Bundy 12 [Jessica Bundy, Sociology @ York University, “Rendering (gender) invisible: early childhood education and care in Ontario as a biopolitical social investment apparatus,” Discourse: Studies in the Cultural Politics of Education, https://www.tandfonline.com/doi/full/10.1080/01596306.2012.692964?scroll=top&needAccess=true] /Triumph Debate *** SIS = Social investment state *** ECEC = Early childhood education and care *** ELP = Early Learning Programs

There are several conflicts within the Pascal report’s that are evidence of the problems of ECEC as a biopolitical apparatus: (1) there is the assertion that the ELP will create ‘equality of opportunity’ for all children juxtaposed with the claims that poverty is an inadequate measure for anticipating children’s educational growth and development; (2) there is an interest in acknowledging gender in so far as this furthers the premises of the report’s arguments, such as the ability for mothers to maintain full-time employment, while the gendered nature of care work is ignored; (3) the intentions of the programme are meant to guide and educate children, yet there is a clear intent to train parents as well and (4) all of these efforts are intentioned as benefits for children’s health, happiness and well-being, yet, there is an emphasis on the importance of these changes for the economic health and prosperity of the province.
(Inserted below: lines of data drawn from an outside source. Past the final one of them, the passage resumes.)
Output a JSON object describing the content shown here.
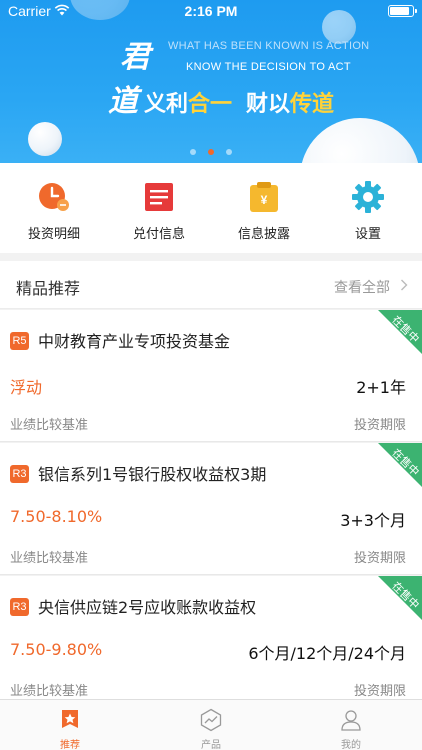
{
  "status_bar": {
    "carrier": "Carrier",
    "time": "2:16 PM",
    "battery_level": 0.95
  },
  "banner": {
    "calligraphy": [
      "君",
      "道"
    ],
    "motto_en_line1": "WHAT HAS BEEN KNOWN IS ACTION",
    "motto_en_line2": "KNOW THE DECISION TO ACT",
    "slogan_part1": "义利",
    "slogan_part2": "合一",
    "slogan_part3": "财以",
    "slogan_part4": "传道",
    "page_index": 2,
    "page_count": 3
  },
  "quick_menu": [
    {
      "label": "投资明细",
      "icon": "investment-detail-icon"
    },
    {
      "label": "兑付信息",
      "icon": "payout-info-icon"
    },
    {
      "label": "信息披露",
      "icon": "disclosure-icon"
    },
    {
      "label": "设置",
      "icon": "settings-gear-icon"
    }
  ],
  "section": {
    "title": "精品推荐",
    "view_all": "查看全部"
  },
  "products": [
    {
      "risk": "R5",
      "name": "中财教育产业专项投资基金",
      "rate": "浮动",
      "rate_label": "业绩比较基准",
      "term": "2+1年",
      "term_label": "投资期限",
      "status": "在售中"
    },
    {
      "risk": "R3",
      "name": "银信系列1号银行股权收益权3期",
      "rate": "7.50-8.10%",
      "rate_label": "业绩比较基准",
      "term": "3+3个月",
      "term_label": "投资期限",
      "status": "在售中"
    },
    {
      "risk": "R3",
      "name": "央信供应链2号应收账款收益权",
      "rate": "7.50-9.80%",
      "rate_label": "业绩比较基准",
      "term": "6个月/12个月/24个月",
      "term_label": "投资期限",
      "status": "在售中"
    }
  ],
  "tabbar": [
    {
      "label": "推荐",
      "icon": "star-badge-icon",
      "active": true
    },
    {
      "label": "产品",
      "icon": "trend-chart-icon",
      "active": false
    },
    {
      "label": "我的",
      "icon": "user-profile-icon",
      "active": false
    }
  ],
  "colors": {
    "accent": "#f0692c",
    "banner_blue": "#1e9bf0",
    "slogan_yellow": "#ffd33a",
    "on_sale_green": "#3cb371"
  }
}
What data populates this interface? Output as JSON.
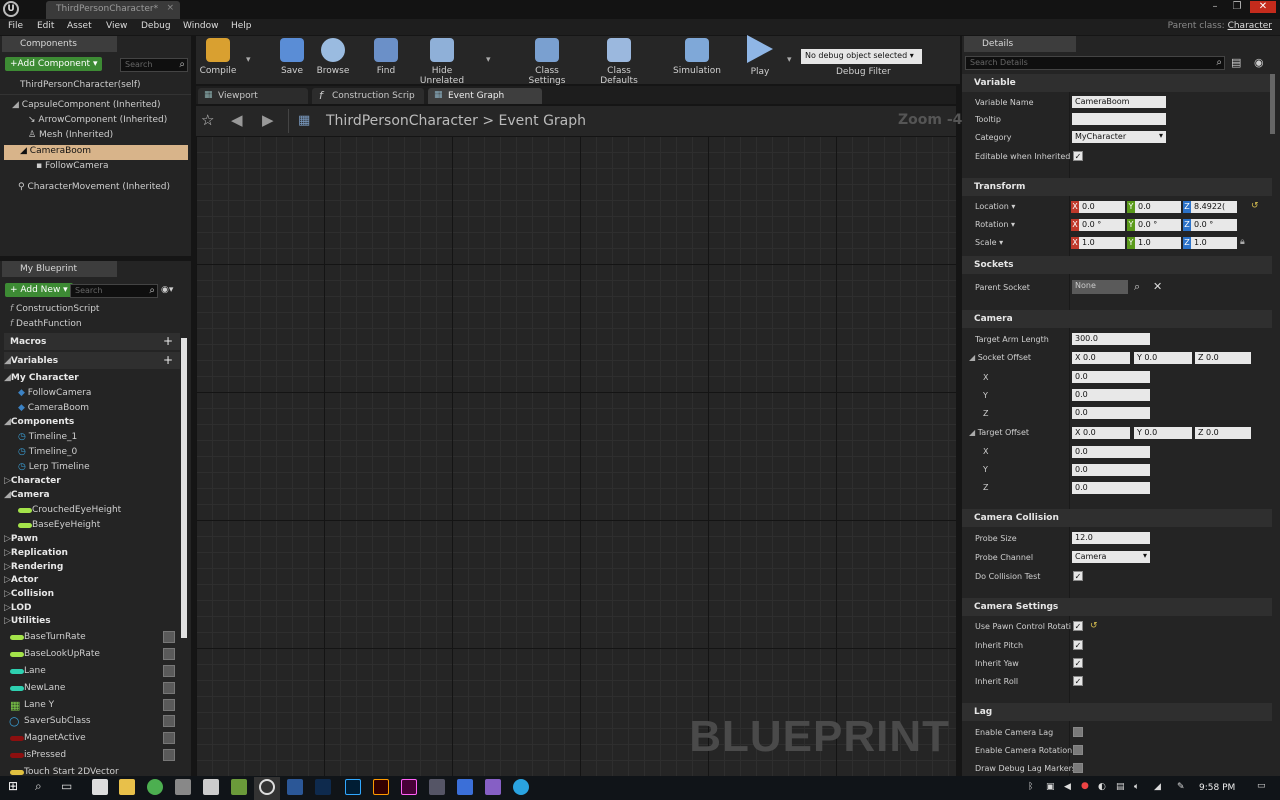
{
  "window": {
    "tab_title": "ThirdPersonCharacter*",
    "parent_class_label": "Parent class:",
    "parent_class": "Character"
  },
  "menu": [
    "File",
    "Edit",
    "Asset",
    "View",
    "Debug",
    "Window",
    "Help"
  ],
  "components": {
    "tab": "Components",
    "add_button": "+Add Component ▾",
    "search_placeholder": "Search",
    "self": "ThirdPersonCharacter(self)",
    "items": [
      "CapsuleComponent (Inherited)",
      "ArrowComponent (Inherited)",
      "Mesh (Inherited)",
      "CameraBoom",
      "FollowCamera",
      "CharacterMovement (Inherited)"
    ]
  },
  "my_blueprint": {
    "tab": "My Blueprint",
    "add_button": "+ Add New ▾",
    "search_placeholder": "Search",
    "functions": [
      "ConstructionScript",
      "DeathFunction"
    ],
    "macros": "Macros",
    "variables": "Variables",
    "categories": {
      "my_character": "My Character",
      "my_character_vars": [
        "FollowCamera",
        "CameraBoom"
      ],
      "components": "Components",
      "components_vars": [
        "Timeline_1",
        "Timeline_0",
        "Lerp Timeline"
      ],
      "character": "Character",
      "camera": "Camera",
      "camera_vars": [
        "CrouchedEyeHeight",
        "BaseEyeHeight"
      ],
      "collapsed": [
        "Pawn",
        "Replication",
        "Rendering",
        "Actor",
        "Collision",
        "LOD",
        "Utilities"
      ]
    },
    "loose_vars": [
      "BaseTurnRate",
      "BaseLookUpRate",
      "Lane",
      "NewLane",
      "Lane Y",
      "SaverSubClass",
      "MagnetActive",
      "isPressed",
      "Touch Start 2DVector"
    ]
  },
  "toolbar": {
    "compile": "Compile",
    "save": "Save",
    "browse": "Browse",
    "find": "Find",
    "hide_unrelated": "Hide Unrelated",
    "class_settings": "Class Settings",
    "class_defaults": "Class Defaults",
    "simulation": "Simulation",
    "play": "Play",
    "debug_object": "No debug object selected ▾",
    "debug_filter": "Debug Filter"
  },
  "graph": {
    "tabs": [
      "Viewport",
      "Construction Scrip",
      "Event Graph"
    ],
    "breadcrumb_class": "ThirdPersonCharacter",
    "breadcrumb_sep": ">",
    "breadcrumb_graph": "Event Graph",
    "zoom": "Zoom -4",
    "watermark": "BLUEPRINT"
  },
  "details": {
    "tab": "Details",
    "search_placeholder": "Search Details",
    "variable": {
      "header": "Variable",
      "name_label": "Variable Name",
      "name_value": "CameraBoom",
      "tooltip_label": "Tooltip",
      "tooltip_value": "",
      "category_label": "Category",
      "category_value": "MyCharacter",
      "editable_label": "Editable when Inherited"
    },
    "transform": {
      "header": "Transform",
      "location_label": "Location ▾",
      "location": [
        "0.0",
        "0.0",
        "8.4922("
      ],
      "rotation_label": "Rotation ▾",
      "rotation": [
        "0.0 °",
        "0.0 °",
        "0.0 °"
      ],
      "scale_label": "Scale ▾",
      "scale": [
        "1.0",
        "1.0",
        "1.0"
      ]
    },
    "sockets": {
      "header": "Sockets",
      "parent_label": "Parent Socket",
      "parent_value": "None"
    },
    "camera": {
      "header": "Camera",
      "arm_label": "Target Arm Length",
      "arm_value": "300.0",
      "socket_label": "Socket Offset",
      "socket_row": [
        "X  0.0",
        "Y  0.0",
        "Z  0.0"
      ],
      "socket": [
        "0.0",
        "0.0",
        "0.0"
      ],
      "target_label": "Target Offset",
      "target_row": [
        "X  0.0",
        "Y  0.0",
        "Z  0.0"
      ],
      "target": [
        "0.0",
        "0.0",
        "0.0"
      ],
      "axis": [
        "X",
        "Y",
        "Z"
      ]
    },
    "collision": {
      "header": "Camera Collision",
      "probe_size_label": "Probe Size",
      "probe_size": "12.0",
      "probe_channel_label": "Probe Channel",
      "probe_channel": "Camera",
      "test_label": "Do Collision Test"
    },
    "settings": {
      "header": "Camera Settings",
      "items": [
        "Use Pawn Control Rotati",
        "Inherit Pitch",
        "Inherit Yaw",
        "Inherit Roll"
      ]
    },
    "lag": {
      "header": "Lag",
      "items": [
        "Enable Camera Lag",
        "Enable Camera Rotation",
        "Draw Debug Lag Markers"
      ]
    }
  },
  "taskbar": {
    "time": "9:58 PM"
  },
  "colors": {
    "accent_green": "#3d8b34",
    "selected_row": "#d8b48a",
    "panel": "#242424"
  }
}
These various problems all depict the changing perception of children and childhood, changes that are also meant to further new definitions of parenting and new definitions of social responsibilities. As Pascal constantly refers to ‘our society’, ‘our children’ and ‘our best future’ we may wonder just whose best future is being developed. Is it the best future of single mother families that may not have the time or energy after a full day’s work to give all their attention to reading and listening to music with their children? Is this the best future for mothers on social assistance who may be coerced into participating in the programme? Is this the best future for anyone if childcare and child-rearing is now scientifically prescribed, backed by doctors, neuroscientists and research? By setting a new standard for child education and parenting under the guise of science there is, in fact, an attempt to intervene in population growth and development; an intervention that promotes the training of parents and makes them implicit in their children’s educational health and development. Such a biopolitical mechanism, one that prescribes new duties and obligations for all citizens, changes standards for parenting in ways that will have real effects on women as the main caregivers.